The Completion and Dedication of the Temple of Solomon at Jerusalem

Biblical Record ~ I Kings 8: 12-30



The Temple of Solomon was a small building, its dimensions being only one hundred and five feet broad, and one hundred and fifty feet long. It was built of white marble, so excellently put together, that the joints could not be distinguished and the whole building looked as though it had been cut out of one entire stone.

It was begun on the second day of the month called “Zif”, corresponding with the 21st day of April, in the Year of the World 2992 (or 1012 years before the Christian Era) and was completed on the 8th day of the month called “Bul”, corresponding with the 23rd day of October, in the Year of the World 2999. Now completed, it beams with rays of success.

Success is the triumph of achievement, yet it brings a tinge of regret. The climax of any great work, the last finishing touch, the laying of the last stone, marks the hour of triumph, but also ends the inspiring labor and intimate association connected thereto.

Seven years, six months, and two days, the ancient craftsmen labored side by side upon the marvelous Temple of Solomon; hence, when the last stone was placed in position, the joy of achievement must have been mingled with regret at the termination of the intimate association of those seven years. The Temple was completed, serenely resting upon the summit of Mount Moriah. Its glistering walls and gleaming roof, resplendent in the morning sun, presented indeed, a glorious spectacle to the devout Israelites, whose pious leaders hoped and expected the Almighty Jehovah to glorify it with his presence and abide therein forever.

In the seventh month of the year 977 B.C. (3001), the glorious day of dedication arrived. The time was The Feast of the Tabernacle. Israel sent forth her thousands, the Ark was brought from its resting place, and the great procession began its march to the Temple with Solomon leading the procession. First were the twelve Princes of the Tribes, then came the Elders, (seventy in number); then the Priests sounding their silver trumpets, followed by the Levites bearing the sacred Ark of the Covenant, and all the Holy Vessels that had been in the tent at Mount Opel.

The distance traveled was about one-half a mile. The procession moved with great deliberation and at every six paces an ox and Fatling (a calf, lamb, kid or small pig) was sacrificed. The course was strewn with sacrificial blood, and the Scriptures say that the sheep and oxen scarified could not be numbered.

With these elaborate and solemn ceremonies the Ark was brought to the Temple and conveyed by the Priests to its resting place in the Holy of Holies at the western side and between the Wings of the Cherubim. The vast concourse of people assembled in the great courts. The Priests came forth from the Holy Place, and the Levites which were singers arrayed in white robes, with cymbals and harps, stood on the east side of the Alter, and with them, one hundred and twenty Priests sounding trumpets; praising the Lord.

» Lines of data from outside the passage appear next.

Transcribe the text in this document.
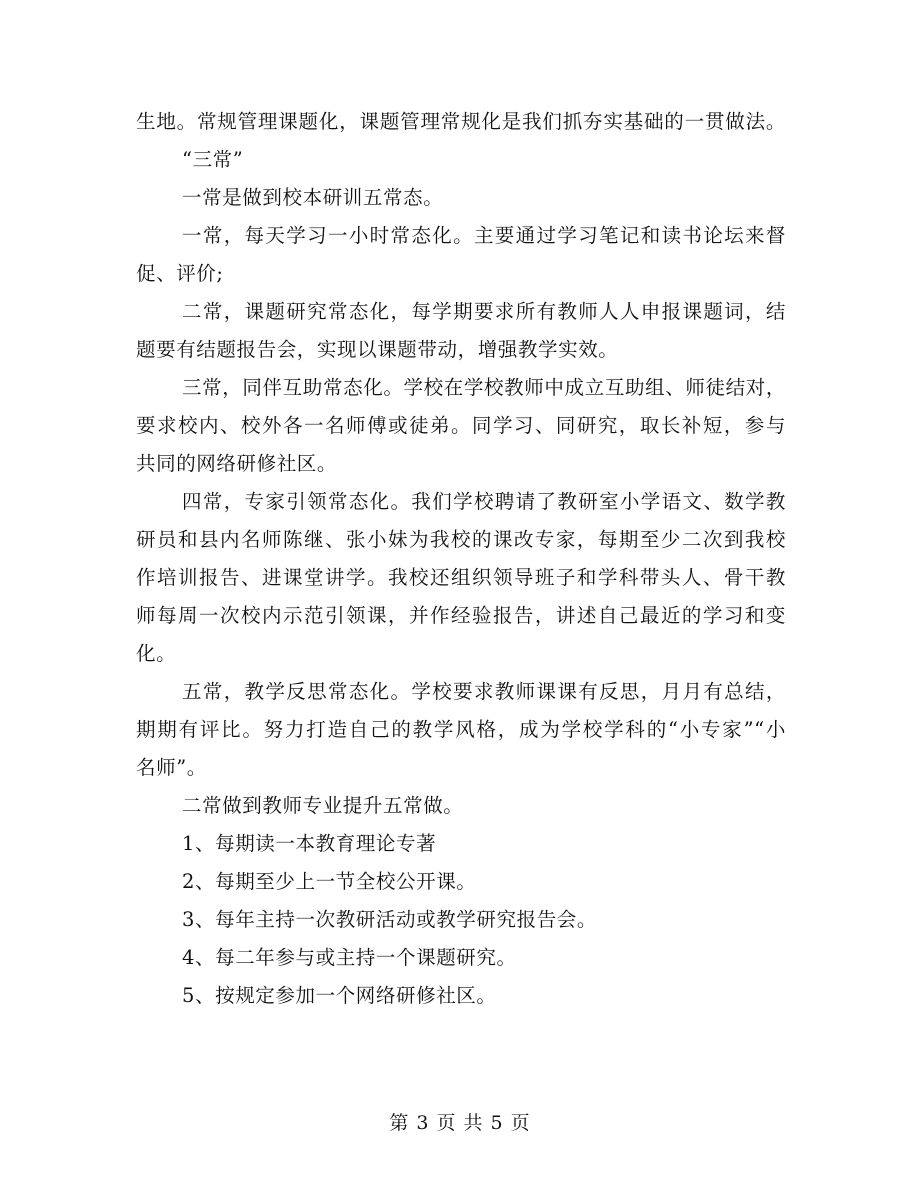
生地。常规管理课题化，课题管理常规化是我们抓夯实基础的一贯做法。
“三常”
一常是做到校本研训五常态。
一常，每天学习一小时常态化。主要通过学习笔记和读书论坛来督
促、评价;
二常，课题研究常态化，每学期要求所有教师人人申报课题词，结
题要有结题报告会，实现以课题带动，增强教学实效。
三常，同伴互助常态化。学校在学校教师中成立互助组、师徒结对，
要求校内、校外各一名师傅或徒弟。同学习、同研究，取长补短，参与
共同的网络研修社区。
四常，专家引领常态化。我们学校聘请了教研室小学语文、数学教
研员和县内名师陈继、张小妹为我校的课改专家，每期至少二次到我校
作培训报告、进课堂讲学。我校还组织领导班子和学科带头人、骨干教
师每周一次校内示范引领课，并作经验报告，讲述自己最近的学习和变
化。
五常，教学反思常态化。学校要求教师课课有反思，月月有总结，
期期有评比。努力打造自己的教学风格，成为学校学科的“小专家”“小
名师”。
二常做到教师专业提升五常做。
1、每期读一本教育理论专著
2、每期至少上一节全校公开课。
3、每年主持一次教研活动或教学研究报告会。
4、每二年参与或主持一个课题研究。
5、按规定参加一个网络研修社区。
第 3 页 共 5 页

Solomon then addressed the congregation and when he had finished, he ascended the brazen scaffold, and kneeling he stretched forth his hands in prayer. And when he had made an end of praying, behold, the fire came down from Heaven and consumed the burnt offerings and sacrifices.

The Temple of Solomon retained it original splendor for only thirty-three years, for in the Year of the World 3033 the King of Egypt, having made war upon Rehoboan (King of Judah), took Jerusalem and carried away the choicest of treasures. From that time forward to the period of its final destruction, its history is but a story of alternate spoliation and repairs, of profanations to idolatry, which was subsequent restoration to the purity of worship.

But the glory of this magnificent Temple, like all other earthly glory, has passed into oblivion, and remains in history as an echo of those halcyon days of Israel when God conversed with Man. Erected in all the beauty and magnificence that wealth and labor could bestow; it retained its pristine glory for less than half a century. Yet it filled God’s noble purpose; for from within those marble walls, undimmed by time and unrestrained by prejudice, we see reflected still in all its glory, that hieroglyphic light that none but craftsmen ever saw. And from the sanctuary, in joyful sounds, we hear in sweet tintinnabulations the music of the Gospel of the one true and living God.